A non-grantor trust may also be a money-saver for people who are charitably inclined, Shenkman says. Let’s say you give $10,000 a year to your church. The new tax law boosted the standard deduction to $12,000 for an individual, up from $6,350 previously, so you may get no tax benefit for those donations because you no longer itemize deductions. But if you transfer investments into a non-grantor trust, naming your children, grandchildren and charities you wish to benefit as beneficiaries, the trust could earn $10,000 in income and give $10,000 to the church, “and you’ve got a dollar-for-dollar tax deduction, because the trust doesn’t have a standard deduction like individuals,” Shenkman says.
When updating your documents, don’t neglect durable powers of attorney. Many seniors create powers of attorney giving a trusted agent the authority to manage their finances if they become incapacitated—including the power to make financial gifts to avoid estate tax.
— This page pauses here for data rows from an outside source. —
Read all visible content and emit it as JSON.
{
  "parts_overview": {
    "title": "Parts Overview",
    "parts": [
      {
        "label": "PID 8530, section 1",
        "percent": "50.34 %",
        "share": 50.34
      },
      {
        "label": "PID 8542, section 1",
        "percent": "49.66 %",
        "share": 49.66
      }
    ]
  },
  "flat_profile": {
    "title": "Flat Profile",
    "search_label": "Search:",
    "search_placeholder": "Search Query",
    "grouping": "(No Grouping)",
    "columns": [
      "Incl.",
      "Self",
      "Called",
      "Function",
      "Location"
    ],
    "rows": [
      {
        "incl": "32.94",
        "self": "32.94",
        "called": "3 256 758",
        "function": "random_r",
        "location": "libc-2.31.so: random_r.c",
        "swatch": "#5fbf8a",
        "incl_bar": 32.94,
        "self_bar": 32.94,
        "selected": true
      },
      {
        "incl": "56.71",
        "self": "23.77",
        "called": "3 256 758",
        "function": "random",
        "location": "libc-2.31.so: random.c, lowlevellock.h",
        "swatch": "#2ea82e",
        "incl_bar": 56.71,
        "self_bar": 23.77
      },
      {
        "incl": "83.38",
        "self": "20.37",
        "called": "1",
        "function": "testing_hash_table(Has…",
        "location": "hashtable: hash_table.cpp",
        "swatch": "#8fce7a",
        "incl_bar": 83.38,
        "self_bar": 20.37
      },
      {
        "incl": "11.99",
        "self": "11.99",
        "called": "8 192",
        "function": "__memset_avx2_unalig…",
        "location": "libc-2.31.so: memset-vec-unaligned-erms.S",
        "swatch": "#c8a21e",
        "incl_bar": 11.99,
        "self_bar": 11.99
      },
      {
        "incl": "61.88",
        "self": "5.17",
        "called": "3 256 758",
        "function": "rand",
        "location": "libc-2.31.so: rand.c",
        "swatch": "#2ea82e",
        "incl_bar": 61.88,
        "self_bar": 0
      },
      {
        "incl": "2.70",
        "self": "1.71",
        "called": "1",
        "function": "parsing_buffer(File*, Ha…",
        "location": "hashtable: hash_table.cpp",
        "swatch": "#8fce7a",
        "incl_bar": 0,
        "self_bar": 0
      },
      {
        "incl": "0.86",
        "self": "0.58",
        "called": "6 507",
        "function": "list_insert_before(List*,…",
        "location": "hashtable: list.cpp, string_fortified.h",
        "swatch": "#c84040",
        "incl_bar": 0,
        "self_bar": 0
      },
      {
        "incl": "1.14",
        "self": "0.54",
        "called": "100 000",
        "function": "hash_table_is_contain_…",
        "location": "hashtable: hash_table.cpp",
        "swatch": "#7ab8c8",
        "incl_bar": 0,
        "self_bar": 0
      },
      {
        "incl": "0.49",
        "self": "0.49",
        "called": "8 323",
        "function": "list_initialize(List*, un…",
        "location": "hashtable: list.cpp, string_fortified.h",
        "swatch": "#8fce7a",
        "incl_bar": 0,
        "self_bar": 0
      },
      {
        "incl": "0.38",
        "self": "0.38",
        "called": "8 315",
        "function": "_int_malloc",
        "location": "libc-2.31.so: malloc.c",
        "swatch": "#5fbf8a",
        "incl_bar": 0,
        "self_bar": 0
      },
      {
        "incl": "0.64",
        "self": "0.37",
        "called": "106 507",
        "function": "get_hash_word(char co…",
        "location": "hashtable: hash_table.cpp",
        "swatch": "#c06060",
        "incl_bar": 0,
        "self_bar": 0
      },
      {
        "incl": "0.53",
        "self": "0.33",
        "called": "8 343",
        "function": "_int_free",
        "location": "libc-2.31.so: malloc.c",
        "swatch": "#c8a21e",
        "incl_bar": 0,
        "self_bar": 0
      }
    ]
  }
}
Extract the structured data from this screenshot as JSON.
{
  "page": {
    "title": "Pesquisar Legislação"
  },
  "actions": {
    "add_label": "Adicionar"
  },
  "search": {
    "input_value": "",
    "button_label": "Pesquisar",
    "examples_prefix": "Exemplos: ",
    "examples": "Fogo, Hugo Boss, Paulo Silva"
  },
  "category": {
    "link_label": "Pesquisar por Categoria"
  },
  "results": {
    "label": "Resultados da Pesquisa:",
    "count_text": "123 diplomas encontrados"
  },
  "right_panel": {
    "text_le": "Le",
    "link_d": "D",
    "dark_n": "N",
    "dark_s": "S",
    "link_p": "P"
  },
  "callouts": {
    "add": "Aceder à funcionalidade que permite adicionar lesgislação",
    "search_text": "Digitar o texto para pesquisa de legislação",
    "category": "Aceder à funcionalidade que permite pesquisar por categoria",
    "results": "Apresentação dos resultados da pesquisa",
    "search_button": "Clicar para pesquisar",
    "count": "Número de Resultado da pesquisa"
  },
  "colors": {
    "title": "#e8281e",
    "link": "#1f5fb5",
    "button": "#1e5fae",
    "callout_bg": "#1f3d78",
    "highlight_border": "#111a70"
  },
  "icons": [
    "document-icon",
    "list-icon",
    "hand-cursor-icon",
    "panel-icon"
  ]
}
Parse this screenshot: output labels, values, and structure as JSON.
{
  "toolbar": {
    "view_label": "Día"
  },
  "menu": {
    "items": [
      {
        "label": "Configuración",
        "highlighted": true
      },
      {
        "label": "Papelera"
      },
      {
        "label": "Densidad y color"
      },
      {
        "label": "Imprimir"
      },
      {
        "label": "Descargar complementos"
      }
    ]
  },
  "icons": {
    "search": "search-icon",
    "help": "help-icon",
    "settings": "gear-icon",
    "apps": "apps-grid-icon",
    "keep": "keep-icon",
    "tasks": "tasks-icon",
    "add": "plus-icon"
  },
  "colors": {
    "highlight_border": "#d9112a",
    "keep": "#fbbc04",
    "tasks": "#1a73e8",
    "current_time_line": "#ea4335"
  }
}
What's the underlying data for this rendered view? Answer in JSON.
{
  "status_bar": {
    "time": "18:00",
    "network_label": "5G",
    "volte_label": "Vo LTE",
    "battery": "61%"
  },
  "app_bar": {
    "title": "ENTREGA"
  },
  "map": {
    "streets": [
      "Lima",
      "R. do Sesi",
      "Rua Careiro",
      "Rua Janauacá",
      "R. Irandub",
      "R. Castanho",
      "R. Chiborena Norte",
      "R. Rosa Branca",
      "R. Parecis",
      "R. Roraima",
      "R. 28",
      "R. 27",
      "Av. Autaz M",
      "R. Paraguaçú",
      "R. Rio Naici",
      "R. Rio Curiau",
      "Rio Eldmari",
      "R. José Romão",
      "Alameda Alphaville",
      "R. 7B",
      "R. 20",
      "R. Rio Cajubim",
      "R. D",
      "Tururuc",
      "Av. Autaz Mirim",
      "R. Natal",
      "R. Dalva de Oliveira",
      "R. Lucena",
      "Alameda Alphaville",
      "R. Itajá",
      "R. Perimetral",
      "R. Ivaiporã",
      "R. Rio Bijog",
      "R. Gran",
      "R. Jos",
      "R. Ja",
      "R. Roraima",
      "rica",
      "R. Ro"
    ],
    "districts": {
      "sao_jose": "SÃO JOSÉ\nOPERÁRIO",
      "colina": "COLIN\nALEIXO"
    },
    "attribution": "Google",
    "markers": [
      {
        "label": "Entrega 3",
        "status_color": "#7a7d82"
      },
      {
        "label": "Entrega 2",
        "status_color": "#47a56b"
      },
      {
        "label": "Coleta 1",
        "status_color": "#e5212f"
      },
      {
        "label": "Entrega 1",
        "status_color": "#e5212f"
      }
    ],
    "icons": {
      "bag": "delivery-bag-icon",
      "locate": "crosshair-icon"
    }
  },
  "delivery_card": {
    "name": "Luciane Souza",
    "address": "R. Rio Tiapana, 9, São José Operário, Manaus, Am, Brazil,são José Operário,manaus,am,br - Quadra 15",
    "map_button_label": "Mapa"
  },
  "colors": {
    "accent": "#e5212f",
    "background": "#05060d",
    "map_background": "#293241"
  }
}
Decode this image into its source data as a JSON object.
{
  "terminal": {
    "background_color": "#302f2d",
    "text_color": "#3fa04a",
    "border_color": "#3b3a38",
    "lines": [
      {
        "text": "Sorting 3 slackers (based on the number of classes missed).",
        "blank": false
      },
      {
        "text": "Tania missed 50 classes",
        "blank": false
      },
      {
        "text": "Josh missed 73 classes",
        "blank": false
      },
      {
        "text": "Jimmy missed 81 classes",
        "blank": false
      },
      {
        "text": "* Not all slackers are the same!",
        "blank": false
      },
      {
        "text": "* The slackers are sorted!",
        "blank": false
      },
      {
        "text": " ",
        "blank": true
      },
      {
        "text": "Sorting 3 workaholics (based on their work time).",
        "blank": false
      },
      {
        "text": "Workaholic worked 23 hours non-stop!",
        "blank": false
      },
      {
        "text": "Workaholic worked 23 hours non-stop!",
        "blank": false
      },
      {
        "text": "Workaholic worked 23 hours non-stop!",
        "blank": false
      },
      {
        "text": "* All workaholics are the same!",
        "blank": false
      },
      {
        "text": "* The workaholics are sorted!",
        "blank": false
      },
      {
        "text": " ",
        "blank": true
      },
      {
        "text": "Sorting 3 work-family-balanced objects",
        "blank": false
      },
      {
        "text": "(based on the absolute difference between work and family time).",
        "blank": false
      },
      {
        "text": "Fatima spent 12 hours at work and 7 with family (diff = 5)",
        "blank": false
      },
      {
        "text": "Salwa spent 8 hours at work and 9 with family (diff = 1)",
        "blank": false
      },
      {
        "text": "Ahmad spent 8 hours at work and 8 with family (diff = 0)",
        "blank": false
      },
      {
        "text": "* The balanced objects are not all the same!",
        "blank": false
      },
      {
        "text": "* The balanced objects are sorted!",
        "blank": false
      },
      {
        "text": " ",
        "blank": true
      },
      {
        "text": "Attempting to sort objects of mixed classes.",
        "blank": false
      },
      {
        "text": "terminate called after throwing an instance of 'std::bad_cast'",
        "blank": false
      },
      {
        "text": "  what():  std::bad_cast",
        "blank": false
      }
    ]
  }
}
That gifting power may have made sense when the federal estate-tax exemption was much lower. But given today’s higher exemption, broad gift provisions should not be part of some powers of attorney, Shenkman says, because they leave seniors vulnerable to financial abuse. If you still want your agent to have gifting powers, Shenkman says, consider reining in that authority—perhaps by restricting gift recipients to trusts that you have established.